The study of GCG has potential limitations. The rarity of the lesion may have prevented the demonstration of more variations in the imaging features of this disorder, especially for MR imaging, because only 1 study was available. In addition, the radiologists were not blinded to the patient’s clinical history. This bias might have influenced the described CT and/or MR imaging findings. Because of the retrospective nature of this study, further studies are required to investigate correlations between the extent of the lesion, the imaging characteristics, and, ultimately, the clinical outcome.

Conclusion

GCG shows nonspecific CT and MR imaging features. However, features that may suggest the diagnosis are an intraosseous expansile soft-tissue mass that may infiltrate the surrounding soft tissues. Foci of mineralization are often present, and the lesions are generally multilocular. The lesion does not usually become disseminated, but it may be locally aggressive and demonstrate marked involvement and destruction of the adjacent bony structures.
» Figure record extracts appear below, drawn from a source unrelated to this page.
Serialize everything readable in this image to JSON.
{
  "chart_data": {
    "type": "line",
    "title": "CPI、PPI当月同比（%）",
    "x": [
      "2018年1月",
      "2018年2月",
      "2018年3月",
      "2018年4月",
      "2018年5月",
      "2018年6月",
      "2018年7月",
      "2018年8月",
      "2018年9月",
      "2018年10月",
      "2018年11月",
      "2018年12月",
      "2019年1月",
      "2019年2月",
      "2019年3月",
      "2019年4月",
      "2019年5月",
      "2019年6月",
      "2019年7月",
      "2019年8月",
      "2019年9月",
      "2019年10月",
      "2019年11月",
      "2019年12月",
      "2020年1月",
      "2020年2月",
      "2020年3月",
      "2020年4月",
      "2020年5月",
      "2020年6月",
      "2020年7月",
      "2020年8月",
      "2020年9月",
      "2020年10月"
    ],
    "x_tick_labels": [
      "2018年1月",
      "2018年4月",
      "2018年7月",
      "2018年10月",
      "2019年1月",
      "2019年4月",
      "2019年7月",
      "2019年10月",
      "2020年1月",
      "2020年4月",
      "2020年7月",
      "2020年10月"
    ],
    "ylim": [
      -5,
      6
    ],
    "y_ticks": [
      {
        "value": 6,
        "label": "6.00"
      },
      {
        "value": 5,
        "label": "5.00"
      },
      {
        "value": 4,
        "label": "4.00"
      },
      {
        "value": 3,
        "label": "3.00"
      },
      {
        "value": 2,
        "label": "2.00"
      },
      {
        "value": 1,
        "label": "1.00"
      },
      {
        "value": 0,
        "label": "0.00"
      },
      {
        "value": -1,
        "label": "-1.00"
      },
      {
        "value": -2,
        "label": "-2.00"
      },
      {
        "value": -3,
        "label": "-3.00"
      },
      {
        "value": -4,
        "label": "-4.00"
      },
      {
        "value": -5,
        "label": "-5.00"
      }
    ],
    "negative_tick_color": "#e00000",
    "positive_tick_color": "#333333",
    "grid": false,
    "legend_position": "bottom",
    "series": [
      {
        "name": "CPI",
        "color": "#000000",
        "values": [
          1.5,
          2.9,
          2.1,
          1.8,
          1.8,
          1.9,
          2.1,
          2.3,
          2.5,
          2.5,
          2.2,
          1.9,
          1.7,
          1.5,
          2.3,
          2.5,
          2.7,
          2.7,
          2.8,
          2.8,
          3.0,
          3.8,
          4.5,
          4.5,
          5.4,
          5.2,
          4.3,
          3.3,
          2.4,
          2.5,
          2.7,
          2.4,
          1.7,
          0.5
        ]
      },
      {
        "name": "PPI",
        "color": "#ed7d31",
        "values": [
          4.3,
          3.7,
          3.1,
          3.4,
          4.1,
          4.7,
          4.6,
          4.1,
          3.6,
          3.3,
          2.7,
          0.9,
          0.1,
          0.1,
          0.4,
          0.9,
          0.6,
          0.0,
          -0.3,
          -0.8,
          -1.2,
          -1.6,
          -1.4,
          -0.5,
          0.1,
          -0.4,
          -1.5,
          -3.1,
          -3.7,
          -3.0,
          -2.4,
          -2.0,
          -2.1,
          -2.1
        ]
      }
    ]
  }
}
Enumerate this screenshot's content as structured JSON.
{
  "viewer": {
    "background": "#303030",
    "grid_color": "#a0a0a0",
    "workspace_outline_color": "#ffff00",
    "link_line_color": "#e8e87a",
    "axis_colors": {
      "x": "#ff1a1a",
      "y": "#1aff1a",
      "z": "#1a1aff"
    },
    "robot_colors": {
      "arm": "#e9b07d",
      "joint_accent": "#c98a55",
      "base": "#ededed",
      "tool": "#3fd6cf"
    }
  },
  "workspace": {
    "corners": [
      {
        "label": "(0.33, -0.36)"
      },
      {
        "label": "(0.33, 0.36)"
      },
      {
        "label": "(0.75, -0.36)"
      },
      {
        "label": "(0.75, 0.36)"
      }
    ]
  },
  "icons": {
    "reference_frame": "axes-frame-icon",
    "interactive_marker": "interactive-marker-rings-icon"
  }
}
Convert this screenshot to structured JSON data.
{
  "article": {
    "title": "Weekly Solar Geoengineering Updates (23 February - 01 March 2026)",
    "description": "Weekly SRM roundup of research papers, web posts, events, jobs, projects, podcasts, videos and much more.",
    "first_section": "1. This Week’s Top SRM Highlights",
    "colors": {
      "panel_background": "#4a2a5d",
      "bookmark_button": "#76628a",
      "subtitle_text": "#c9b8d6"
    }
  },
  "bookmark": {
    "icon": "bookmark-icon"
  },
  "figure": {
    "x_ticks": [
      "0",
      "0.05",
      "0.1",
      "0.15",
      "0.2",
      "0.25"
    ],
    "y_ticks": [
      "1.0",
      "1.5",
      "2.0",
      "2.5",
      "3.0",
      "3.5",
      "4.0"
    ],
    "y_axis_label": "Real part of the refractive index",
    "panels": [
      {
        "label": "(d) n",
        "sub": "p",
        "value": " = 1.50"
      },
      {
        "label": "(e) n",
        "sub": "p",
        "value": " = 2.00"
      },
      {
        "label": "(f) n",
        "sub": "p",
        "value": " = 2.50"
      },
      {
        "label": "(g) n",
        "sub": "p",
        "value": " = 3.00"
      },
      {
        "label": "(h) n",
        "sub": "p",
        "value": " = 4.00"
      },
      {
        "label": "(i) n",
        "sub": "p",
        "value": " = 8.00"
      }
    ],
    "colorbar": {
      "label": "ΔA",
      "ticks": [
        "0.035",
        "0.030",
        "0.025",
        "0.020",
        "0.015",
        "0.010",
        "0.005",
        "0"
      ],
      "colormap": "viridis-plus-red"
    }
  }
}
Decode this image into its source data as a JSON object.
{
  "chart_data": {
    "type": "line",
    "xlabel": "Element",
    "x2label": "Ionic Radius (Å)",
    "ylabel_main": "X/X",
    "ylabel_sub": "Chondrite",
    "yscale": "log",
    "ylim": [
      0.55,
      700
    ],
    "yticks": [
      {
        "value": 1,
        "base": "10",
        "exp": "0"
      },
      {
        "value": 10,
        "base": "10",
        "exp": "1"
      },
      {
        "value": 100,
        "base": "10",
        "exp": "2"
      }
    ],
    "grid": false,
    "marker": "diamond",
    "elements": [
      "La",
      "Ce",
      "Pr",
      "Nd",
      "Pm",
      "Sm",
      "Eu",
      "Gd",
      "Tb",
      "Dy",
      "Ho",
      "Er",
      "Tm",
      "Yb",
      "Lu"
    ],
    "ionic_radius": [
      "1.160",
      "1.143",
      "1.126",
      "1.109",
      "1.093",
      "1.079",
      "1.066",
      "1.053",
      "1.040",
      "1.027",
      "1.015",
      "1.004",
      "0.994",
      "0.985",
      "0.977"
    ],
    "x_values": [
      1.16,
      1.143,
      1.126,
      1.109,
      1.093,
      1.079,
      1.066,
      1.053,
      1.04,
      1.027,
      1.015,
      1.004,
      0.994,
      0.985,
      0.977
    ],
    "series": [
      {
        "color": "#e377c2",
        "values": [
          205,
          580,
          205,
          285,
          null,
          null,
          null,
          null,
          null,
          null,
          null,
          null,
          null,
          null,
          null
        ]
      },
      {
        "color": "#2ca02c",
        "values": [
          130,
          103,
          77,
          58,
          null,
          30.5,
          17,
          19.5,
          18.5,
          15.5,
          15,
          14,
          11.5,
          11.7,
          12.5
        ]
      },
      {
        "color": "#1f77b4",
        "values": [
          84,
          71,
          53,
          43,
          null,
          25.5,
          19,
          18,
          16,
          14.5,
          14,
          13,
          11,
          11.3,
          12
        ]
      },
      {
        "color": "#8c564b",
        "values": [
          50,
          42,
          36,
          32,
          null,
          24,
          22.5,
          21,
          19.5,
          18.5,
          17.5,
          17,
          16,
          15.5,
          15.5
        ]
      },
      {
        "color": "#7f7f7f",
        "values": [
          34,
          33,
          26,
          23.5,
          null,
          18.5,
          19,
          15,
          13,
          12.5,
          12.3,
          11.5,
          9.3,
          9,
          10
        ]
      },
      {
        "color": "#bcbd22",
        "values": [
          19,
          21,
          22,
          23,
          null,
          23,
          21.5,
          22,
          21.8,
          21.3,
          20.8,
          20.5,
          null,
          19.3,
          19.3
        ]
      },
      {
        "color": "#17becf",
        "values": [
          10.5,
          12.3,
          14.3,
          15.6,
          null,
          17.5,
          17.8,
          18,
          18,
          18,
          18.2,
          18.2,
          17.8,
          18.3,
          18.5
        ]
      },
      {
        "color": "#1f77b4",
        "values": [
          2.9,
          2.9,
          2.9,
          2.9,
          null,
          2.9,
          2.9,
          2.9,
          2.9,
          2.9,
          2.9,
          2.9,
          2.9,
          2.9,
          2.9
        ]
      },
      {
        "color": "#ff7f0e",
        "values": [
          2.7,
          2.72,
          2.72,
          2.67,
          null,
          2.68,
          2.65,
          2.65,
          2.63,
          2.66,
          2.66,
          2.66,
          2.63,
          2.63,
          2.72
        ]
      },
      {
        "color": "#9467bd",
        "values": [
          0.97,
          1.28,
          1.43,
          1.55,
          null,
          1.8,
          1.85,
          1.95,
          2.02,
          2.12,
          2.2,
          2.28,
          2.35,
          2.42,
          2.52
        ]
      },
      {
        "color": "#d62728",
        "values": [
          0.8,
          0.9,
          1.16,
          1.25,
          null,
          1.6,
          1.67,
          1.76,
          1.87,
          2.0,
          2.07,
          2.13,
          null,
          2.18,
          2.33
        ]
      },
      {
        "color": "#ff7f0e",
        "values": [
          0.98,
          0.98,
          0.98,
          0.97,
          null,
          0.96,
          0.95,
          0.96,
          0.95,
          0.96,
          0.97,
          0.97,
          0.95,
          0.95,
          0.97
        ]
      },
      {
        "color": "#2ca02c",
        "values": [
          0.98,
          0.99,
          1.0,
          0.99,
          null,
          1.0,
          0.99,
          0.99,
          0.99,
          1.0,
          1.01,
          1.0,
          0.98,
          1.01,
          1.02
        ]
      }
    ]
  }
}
CT and MR imaging are complementary techniques in evaluating the local extent of this reactive process. GCG should be included in the differential diagnosis of expansile craniofacial masses because it has imaging findings similar to those of other more common lesions such as ameloblastoma, aneurysmal bone cyst, and brown tumor of hyperparathyroidism and because it can mimic a GCT, which carries a worse prognosis.